A dried up Salt Lake would spell dangerous dust storms for the Wasatch Front and dry up over a billion dollars in annual income to the state. It would also be disastrous for millions of migratory birds.

But, if you’re not a birder or a brine shrimper, why should you care that the lake is half dried up?

“I think a lot of Utahns benefit from the lake without even knowing it,” says Josh Palmer, spokesperson for the Utah Division of Water Resources.

“Someone may not think a lot about the Great Salt Lake, but they love skiing and snowboarding in Utah. Well, the lake effect has a positive effect on our snowpack, so if you love powder, you should care about the Great Salt Lake. Some may not think about the Great Salt Lake itself but they love the variety of birds and other wildlife we see around the lake, so if you care about wildlife you should care about the Great Salt Lake. Some people don’t think about the Great Salt Lake, but they care about Utah’s economy. Well, the lake contributes a lot via recreation, brine shrimp, mineral extraction to Utah’s economy, so if you care about the economy, you should care about the lake.”

On the day that this white paper on the Great Salt Lake was released, Senate Bill 80 was heard by the Utah House Revenue and Taxation Committee. This is a bill that would take tax dollars currently reserved for transportation projects and set it aside instead for water infrastructure projects: Three projects specifically, one of which would divert more water out of the Bear River so that even less of it reaches the Great Salt Lake.

Credit Jennifer Pemberton
The Bear River meets the Great Salt Lake at the Bear River Migratory Bird Refuge. The Bear is the largest source of fresh water to the lake.

“It would be used as part of a solution to help meet the needs of a growing population,” says Palmer. “The water from Utah’s allocation was once projected to be needed in 2015, but due to conservation, agricultural conversions and other efficiency projects, it’s now not projected to be needed until 2040 or beyond.”

This Bear River Development Project is estimated to decrease the lake level by another eight and a half inches.

Senate Bill 80 passed out of the House Taxation committee and several committees before that. It’s on its way to a floor vote and if it passes, there will be a fund with a couple hundred million dollars in it, earmarked for developing the Bear River, which according to the Division of Water Resources, isn't going to happen anytime soon.

If we can hypothesize a lake without humans, we can hypothesize a Utah without politics, so SB80 aside and the Bear River Development Project aside, what can be done to help turn the downward trend of the lake around?

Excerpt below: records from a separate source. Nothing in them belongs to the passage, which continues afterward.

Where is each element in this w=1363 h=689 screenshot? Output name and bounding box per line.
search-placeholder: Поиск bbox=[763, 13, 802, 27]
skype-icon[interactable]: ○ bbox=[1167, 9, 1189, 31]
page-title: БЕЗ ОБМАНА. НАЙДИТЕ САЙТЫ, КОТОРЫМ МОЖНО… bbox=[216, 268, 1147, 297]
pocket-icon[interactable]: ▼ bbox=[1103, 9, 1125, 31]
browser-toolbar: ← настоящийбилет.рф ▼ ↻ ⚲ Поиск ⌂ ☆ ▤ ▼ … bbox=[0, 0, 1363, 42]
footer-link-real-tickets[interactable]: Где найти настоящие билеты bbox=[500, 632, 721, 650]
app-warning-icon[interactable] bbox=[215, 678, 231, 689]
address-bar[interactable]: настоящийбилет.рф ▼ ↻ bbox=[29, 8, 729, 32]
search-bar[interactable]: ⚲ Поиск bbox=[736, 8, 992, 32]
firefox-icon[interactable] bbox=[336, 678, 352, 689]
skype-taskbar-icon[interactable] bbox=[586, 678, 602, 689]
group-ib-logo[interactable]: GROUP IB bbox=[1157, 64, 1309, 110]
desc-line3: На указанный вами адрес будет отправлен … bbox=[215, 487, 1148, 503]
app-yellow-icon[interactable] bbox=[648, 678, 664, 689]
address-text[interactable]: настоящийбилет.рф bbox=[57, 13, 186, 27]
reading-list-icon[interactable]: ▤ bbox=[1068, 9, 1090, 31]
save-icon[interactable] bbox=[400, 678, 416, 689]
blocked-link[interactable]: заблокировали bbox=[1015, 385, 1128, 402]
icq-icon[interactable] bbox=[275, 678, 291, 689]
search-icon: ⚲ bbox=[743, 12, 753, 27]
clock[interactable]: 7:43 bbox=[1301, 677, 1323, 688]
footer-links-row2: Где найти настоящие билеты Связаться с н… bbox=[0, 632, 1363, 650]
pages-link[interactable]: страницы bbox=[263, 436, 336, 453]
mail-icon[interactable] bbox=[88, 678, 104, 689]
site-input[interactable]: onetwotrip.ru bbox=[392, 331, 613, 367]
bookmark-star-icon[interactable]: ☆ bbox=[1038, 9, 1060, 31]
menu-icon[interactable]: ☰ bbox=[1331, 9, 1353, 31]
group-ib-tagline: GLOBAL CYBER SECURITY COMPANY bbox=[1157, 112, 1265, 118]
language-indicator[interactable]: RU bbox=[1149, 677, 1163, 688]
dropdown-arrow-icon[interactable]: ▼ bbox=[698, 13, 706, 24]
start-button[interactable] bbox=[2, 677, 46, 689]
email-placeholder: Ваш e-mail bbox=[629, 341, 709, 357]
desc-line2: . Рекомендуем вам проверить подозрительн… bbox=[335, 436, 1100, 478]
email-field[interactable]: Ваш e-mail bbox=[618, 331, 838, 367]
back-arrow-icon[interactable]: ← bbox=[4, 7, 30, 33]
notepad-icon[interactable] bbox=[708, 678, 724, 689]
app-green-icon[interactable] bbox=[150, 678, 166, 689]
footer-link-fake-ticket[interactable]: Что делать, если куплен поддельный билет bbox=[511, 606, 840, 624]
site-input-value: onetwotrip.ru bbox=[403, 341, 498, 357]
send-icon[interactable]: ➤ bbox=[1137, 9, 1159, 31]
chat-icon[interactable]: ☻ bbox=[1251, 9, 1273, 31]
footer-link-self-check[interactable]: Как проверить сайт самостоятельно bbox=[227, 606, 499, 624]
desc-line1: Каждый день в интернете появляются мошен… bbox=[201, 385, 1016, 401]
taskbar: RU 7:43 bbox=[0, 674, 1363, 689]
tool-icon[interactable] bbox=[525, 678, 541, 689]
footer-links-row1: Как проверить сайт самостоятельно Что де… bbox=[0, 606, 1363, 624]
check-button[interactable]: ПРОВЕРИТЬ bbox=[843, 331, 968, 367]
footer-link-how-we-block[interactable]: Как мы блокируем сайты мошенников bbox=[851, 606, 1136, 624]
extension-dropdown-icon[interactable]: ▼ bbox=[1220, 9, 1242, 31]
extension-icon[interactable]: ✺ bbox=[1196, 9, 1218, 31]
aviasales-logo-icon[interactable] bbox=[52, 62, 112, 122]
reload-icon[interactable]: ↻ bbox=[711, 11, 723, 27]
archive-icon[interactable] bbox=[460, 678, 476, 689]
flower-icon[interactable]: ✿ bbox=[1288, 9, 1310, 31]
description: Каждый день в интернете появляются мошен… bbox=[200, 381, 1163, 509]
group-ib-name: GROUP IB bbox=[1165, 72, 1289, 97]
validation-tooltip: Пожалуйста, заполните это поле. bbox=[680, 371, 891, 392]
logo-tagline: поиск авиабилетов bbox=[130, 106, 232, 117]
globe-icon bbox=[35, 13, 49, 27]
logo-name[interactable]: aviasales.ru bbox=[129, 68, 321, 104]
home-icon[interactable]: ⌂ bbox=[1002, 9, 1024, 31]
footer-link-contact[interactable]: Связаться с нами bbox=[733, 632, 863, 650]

“We hope this starts a conversation,” says Palmer. “We hope that skier or that person who cares about the economy or the wildlife on the lake, will not only look into what’s happening with the lake, but look into how they can be part of the solution instead of part of the problem.”

But you have to care about the lake in the first place, or else the warnings in this paper are completely lost. So, Palmer says the Division of Water Resources wants to tie these facts to things people already care about.

“I grew up in Syracuse and I could ride my bike to the Great Salt Lake. I innately, because it’s part of where I grew up, care about the lake. There are people only know about the smell or the brine flies. They don’t understand that a lot of the things they already care about are better because of the lake.”